Rogers also acknowledged that the classes, while abundant themselves, only hold eight to 15 spots available for students. Working in conjunction with Assistant Manager Simone Holzer ’16, Rogers said one of her goals for this year is to make Craft Center classes more available to Kenyon students as well to the residents of Gambier.
“The classes are small by nature,” she says, “but we’re trying to find little ways that people can gain access to the Craft Center. We want everyone to be able to learn new skills and new techniques.”
They have been working toward this goal since September by bringing in special classes that meet for shorter periods of time and require less of a time commitment.
The Center was founded on the principle that Kenyon students and community members could gain access to quality, traditional programs, and Rogers wants to stay true to the Craft Center’s roots.
There are 10 classes currently taught at the Center for the spring semester, and every class is instructed by a master in the field. Kenyon prides itself in having as strong of a staff in its Craft Center as it does in its academic classrooms, and all students are guaranteed to learn crucial information about their craft of choice.
When asked about how the staff was picked, Rogers explained, “They kind of have a tenure because they have been here much longer than I have. And when they leave, they pick successors. They want someone who knows the craft in a broad sense, and they are looking for people who can teach their craft well.” Such a method helps ensure the quality of the class remains the same and that students are always learning as much as possible from the most qualified instructors available.
“Arts and crafts can sometimes get a reputation as a children’s rainy day activity, but learning from the instructors and learning about the history and the technique of the craft is a kind of pedagogical experience,” Rogers said.

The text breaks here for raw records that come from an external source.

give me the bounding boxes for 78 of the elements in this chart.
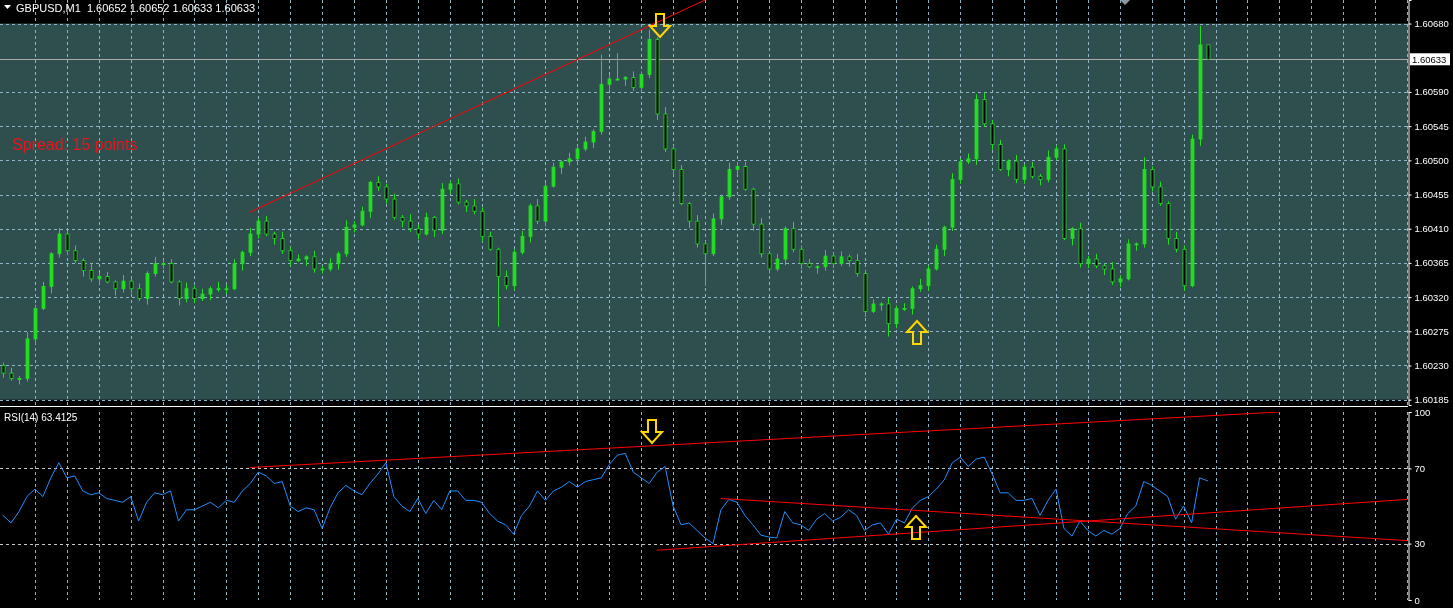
candlestick xyxy=(57,227,62,259)
candlestick xyxy=(1046,149,1051,183)
y-tick-label: 1.60680 xyxy=(1414,18,1449,30)
candlestick xyxy=(456,178,461,205)
candlestick xyxy=(894,304,899,329)
y-tick-label: 30 xyxy=(1414,538,1426,550)
candlestick xyxy=(591,128,596,149)
candlestick xyxy=(504,270,509,290)
candlestick xyxy=(535,198,540,225)
y-tick-label: 1.60185 xyxy=(1414,394,1449,406)
chart-title: RSI(14) 63.4125 xyxy=(4,412,78,423)
candlestick xyxy=(1022,163,1027,185)
candlestick xyxy=(41,281,46,311)
y-tick-label: 1.60590 xyxy=(1414,86,1449,98)
candlestick xyxy=(910,285,915,316)
candlestick xyxy=(615,52,620,82)
candlestick xyxy=(958,158,963,185)
candlestick xyxy=(153,256,158,278)
candlestick xyxy=(1014,154,1019,184)
candlestick xyxy=(1158,181,1163,207)
candlestick xyxy=(671,144,676,176)
y-tick-label: 1.60320 xyxy=(1414,291,1449,303)
candlestick xyxy=(1070,226,1075,246)
candlestick xyxy=(990,119,995,151)
candlestick xyxy=(177,279,182,306)
candlestick xyxy=(631,70,636,92)
candlestick xyxy=(926,264,931,292)
candlestick xyxy=(280,231,285,255)
y-tick-label: 1.60545 xyxy=(1414,120,1449,132)
chart-title: GBPUSD,M1 1.60652 1.60652 1.60633 1.60633 xyxy=(16,2,256,14)
candlestick xyxy=(855,253,860,278)
candlestick xyxy=(639,70,644,93)
candlestick xyxy=(81,257,86,278)
candlestick xyxy=(488,231,493,252)
line-series xyxy=(2,452,1209,545)
candlestick xyxy=(336,251,341,271)
candlestick xyxy=(1174,231,1179,253)
candlestick xyxy=(169,258,174,284)
y-tick-label: 1.60455 xyxy=(1414,189,1449,201)
y-tick-label: 1.60275 xyxy=(1414,325,1449,337)
candlestick xyxy=(384,183,389,205)
candlestick xyxy=(942,225,947,257)
annotation: Spread: 15 points xyxy=(12,136,138,153)
candlestick xyxy=(1150,165,1155,192)
ref-line-label: 1.60633 xyxy=(1412,54,1447,66)
candlestick xyxy=(520,230,525,256)
candlestick xyxy=(551,162,556,189)
candlestick xyxy=(703,240,708,287)
y-tick-label: 100 xyxy=(1414,406,1431,418)
candlestick xyxy=(719,194,724,226)
y-tick-label: 70 xyxy=(1414,462,1426,474)
y-tick-label: 1.60230 xyxy=(1414,360,1449,372)
candlestick xyxy=(432,215,437,238)
candlestick xyxy=(1110,261,1115,286)
candlestick xyxy=(799,244,804,270)
candlestick xyxy=(687,201,692,229)
y-tick-label: 1.60500 xyxy=(1414,154,1449,166)
candlestick xyxy=(767,250,772,275)
candlestick xyxy=(184,282,189,303)
candlestick xyxy=(288,246,293,267)
candlestick xyxy=(886,297,891,338)
candlestick xyxy=(264,215,269,237)
candlestick xyxy=(312,250,317,274)
candlestick xyxy=(743,161,748,192)
y-tick-label: 1.60365 xyxy=(1414,257,1449,269)
y-tick-label: 1.60410 xyxy=(1414,223,1449,235)
candlestick xyxy=(89,263,94,283)
candlestick xyxy=(65,230,70,256)
candlestick xyxy=(934,244,939,272)
candlestick xyxy=(392,193,397,221)
candlestick xyxy=(695,214,700,249)
candlestick xyxy=(256,217,261,240)
candlestick xyxy=(248,227,253,257)
candlestick xyxy=(424,212,429,237)
candlestick xyxy=(791,221,796,253)
y-tick-label: 0 xyxy=(1414,594,1420,606)
candlestick xyxy=(823,249,828,272)
candlestick xyxy=(240,250,245,272)
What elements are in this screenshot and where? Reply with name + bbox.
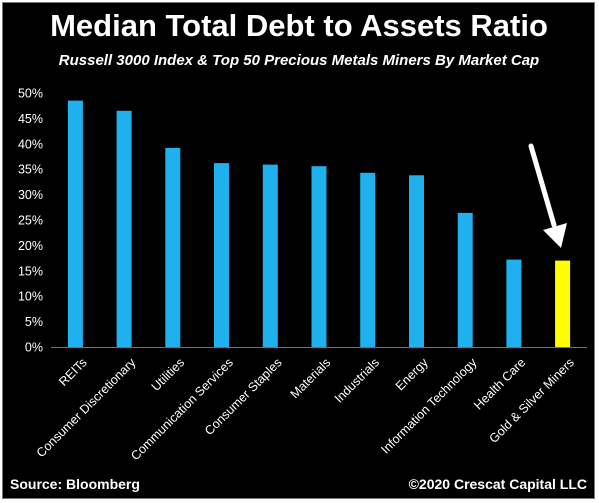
y-tick-label: 25% (18, 214, 43, 228)
x-tick-label: Consumer Discretionary (34, 355, 139, 460)
bar (67, 100, 83, 347)
y-tick-label: 40% (18, 137, 43, 151)
y-tick-label: 50% (18, 87, 43, 101)
bar (555, 260, 571, 347)
bar (116, 110, 132, 347)
bar (311, 166, 327, 347)
x-tick-label: Utilities (149, 355, 187, 393)
y-tick-label: 45% (18, 112, 43, 126)
bar (360, 172, 376, 347)
annotation-arrow (528, 143, 567, 248)
bar (457, 212, 473, 347)
y-axis: 0% 5% 10% 15% 20% 25% 30% 35% 40% 45% 50% (18, 87, 587, 355)
x-tick-label: Gold & Silver Miners (487, 355, 577, 445)
y-tick-label: 35% (18, 163, 43, 177)
copyright-note: ©2020 Crescat Capital LLC (409, 476, 587, 492)
chart-frame: Median Total Debt to Assets Ratio Russel… (2, 2, 595, 499)
bar-chart: Median Total Debt to Assets Ratio Russel… (10, 8, 587, 492)
chart-subtitle: Russell 3000 Index & Top 50 Precious Met… (59, 52, 539, 69)
x-tick-label: REITs (56, 355, 89, 388)
x-tick-label: Energy (393, 355, 431, 393)
x-tick-label: Information Technology (378, 355, 480, 457)
y-tick-label: 10% (18, 290, 43, 304)
source-note: Source: Bloomberg (10, 476, 140, 492)
bar (409, 175, 424, 347)
bar (262, 164, 278, 347)
bars (67, 100, 571, 347)
chart-title: Median Total Debt to Assets Ratio (50, 8, 548, 43)
y-tick-label: 0% (25, 341, 43, 355)
y-tick-label: 30% (18, 188, 43, 202)
x-tick-label: Industrials (332, 355, 382, 405)
x-tick-label: Materials (288, 355, 334, 401)
y-tick-label: 5% (25, 315, 43, 329)
bar (506, 259, 522, 347)
y-tick-label: 15% (18, 264, 43, 278)
bar (214, 163, 229, 347)
bar (165, 147, 181, 347)
y-tick-label: 20% (18, 239, 43, 253)
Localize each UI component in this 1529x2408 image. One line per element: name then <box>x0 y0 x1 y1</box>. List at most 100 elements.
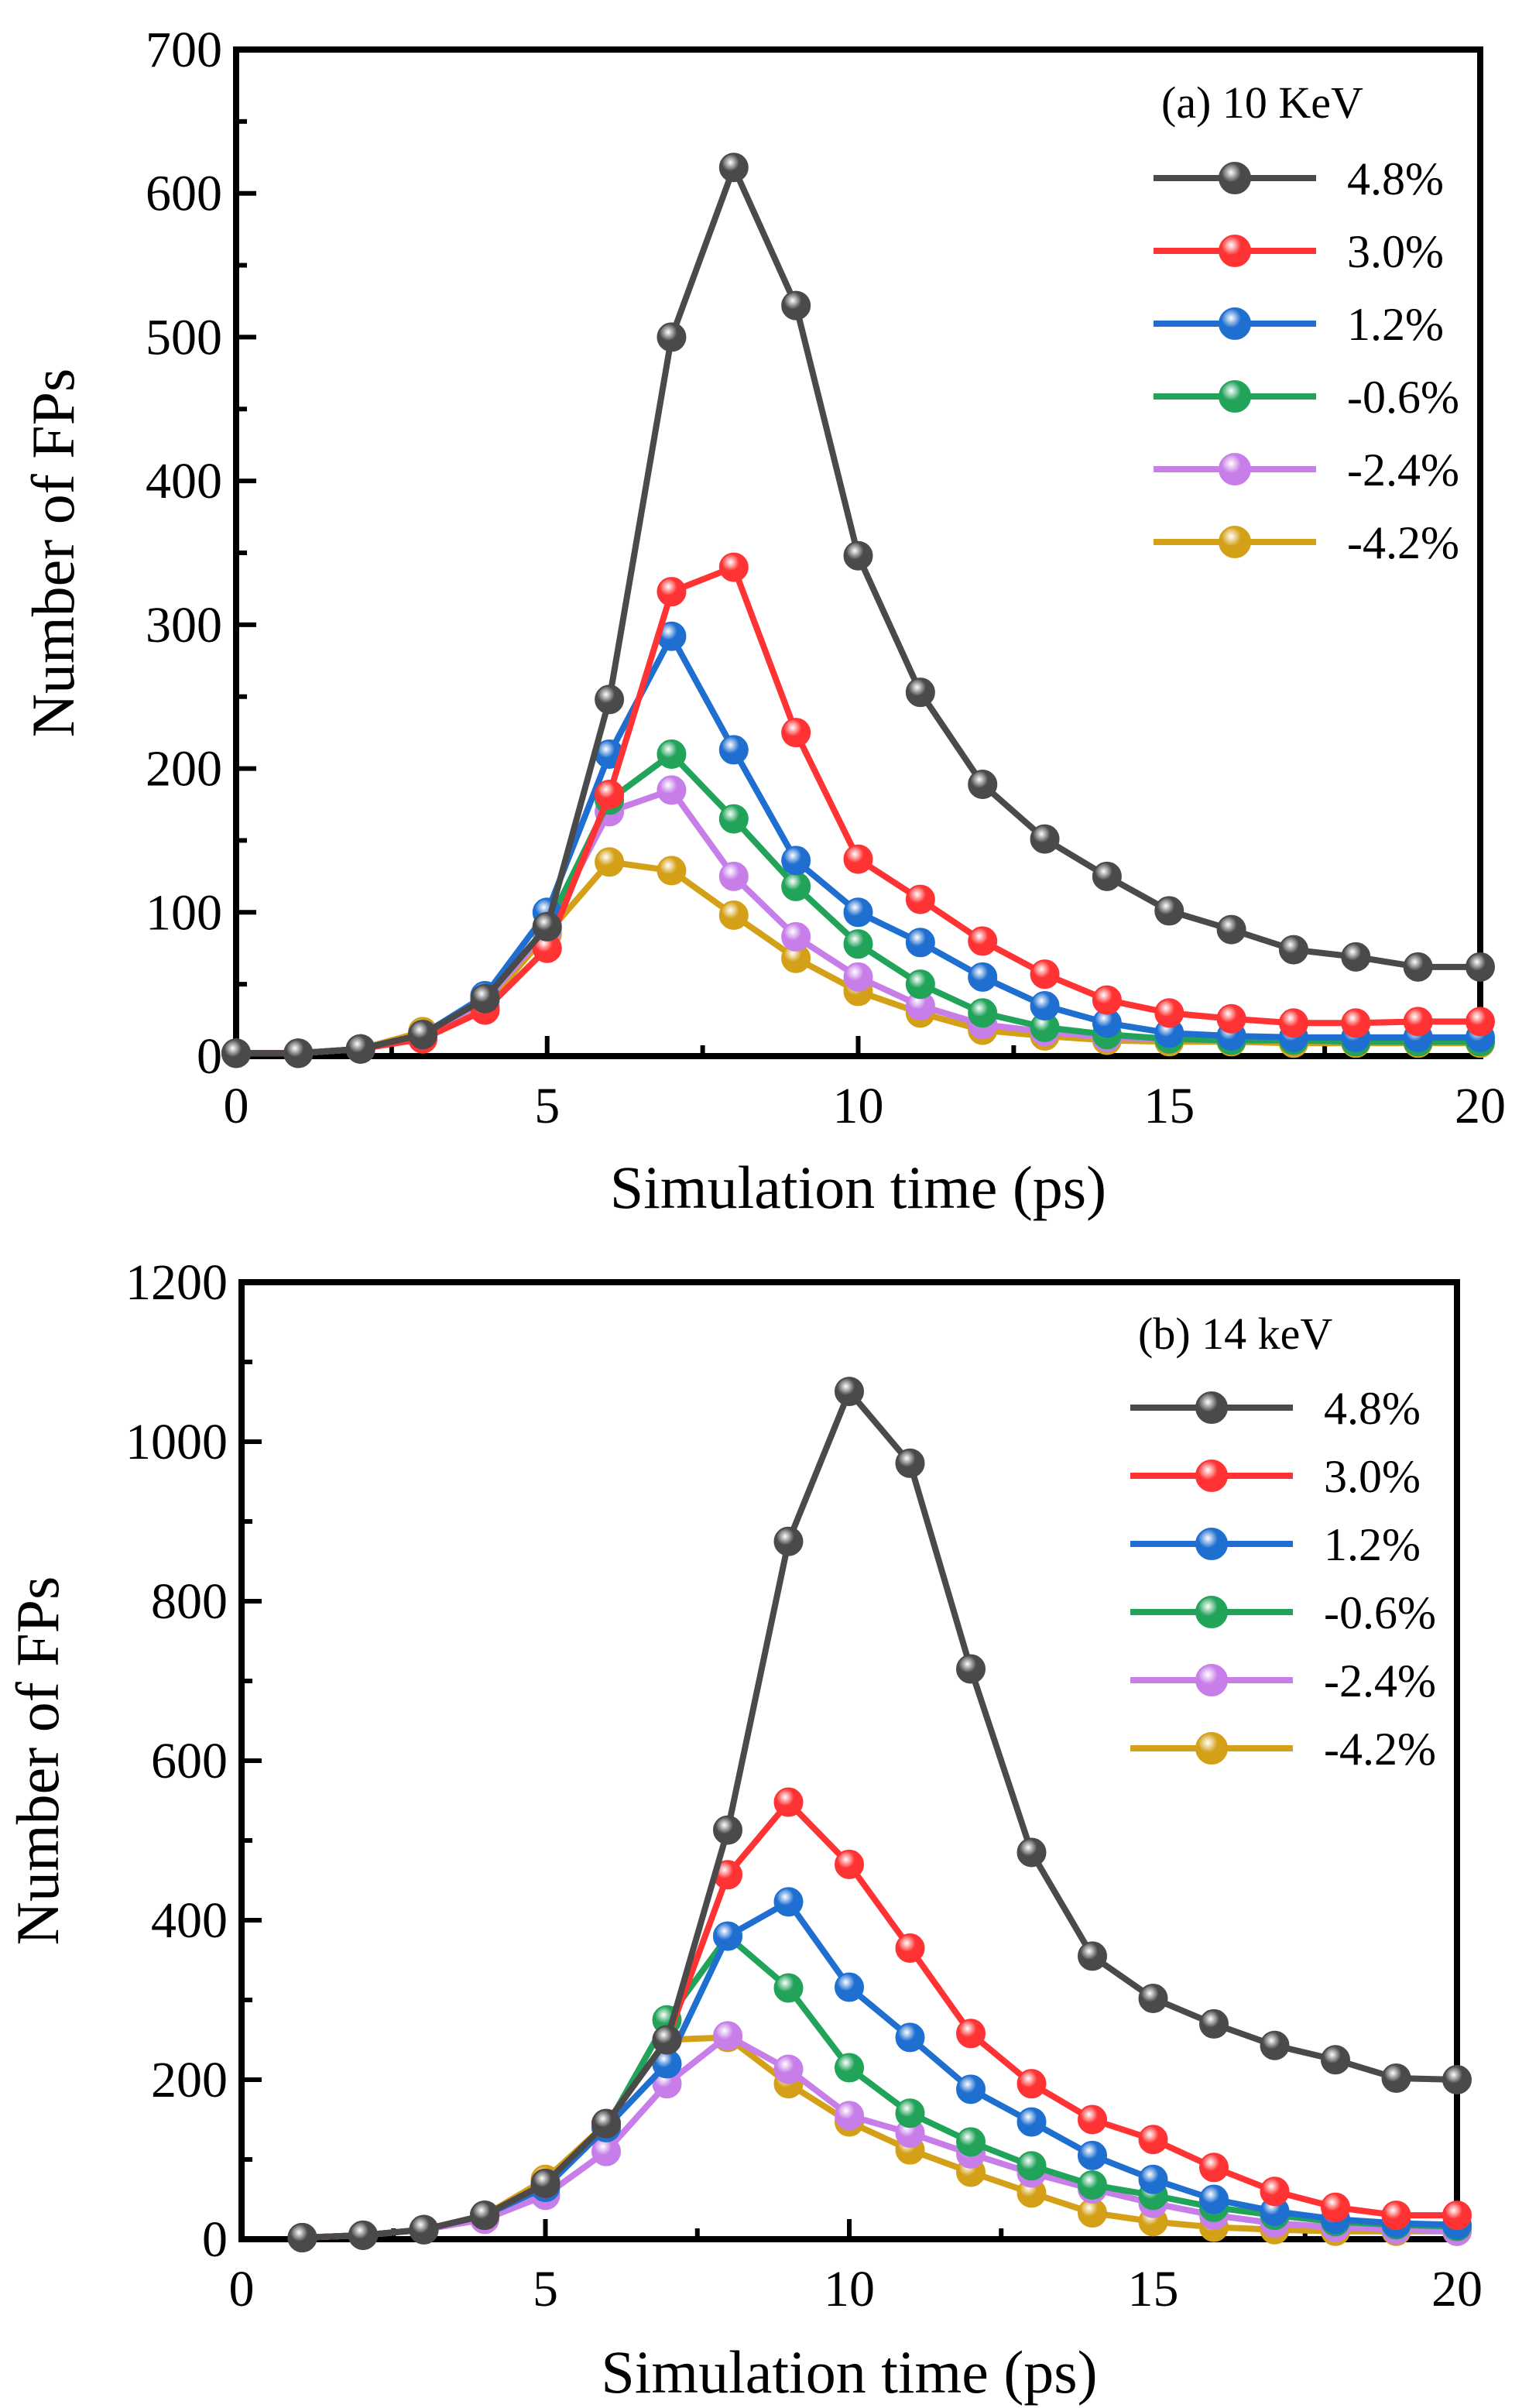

She fully believes the Craft Center has become an integral part of Kenyon’s culture. In her opinion, such relaxing classes help students wind down after a rough exam or after writing a particularly long essay, while still keeping students stimulated.
Whether students wish to brush up on their cooking skills, learn to hem their jeans or begin learning a new skill like pottery or jewelry-making, the Craft Center has the staff and the accommodations to continue educating students. Sign-ups occur at the beginning of each semester, and all are encouraged to come and participate in a class.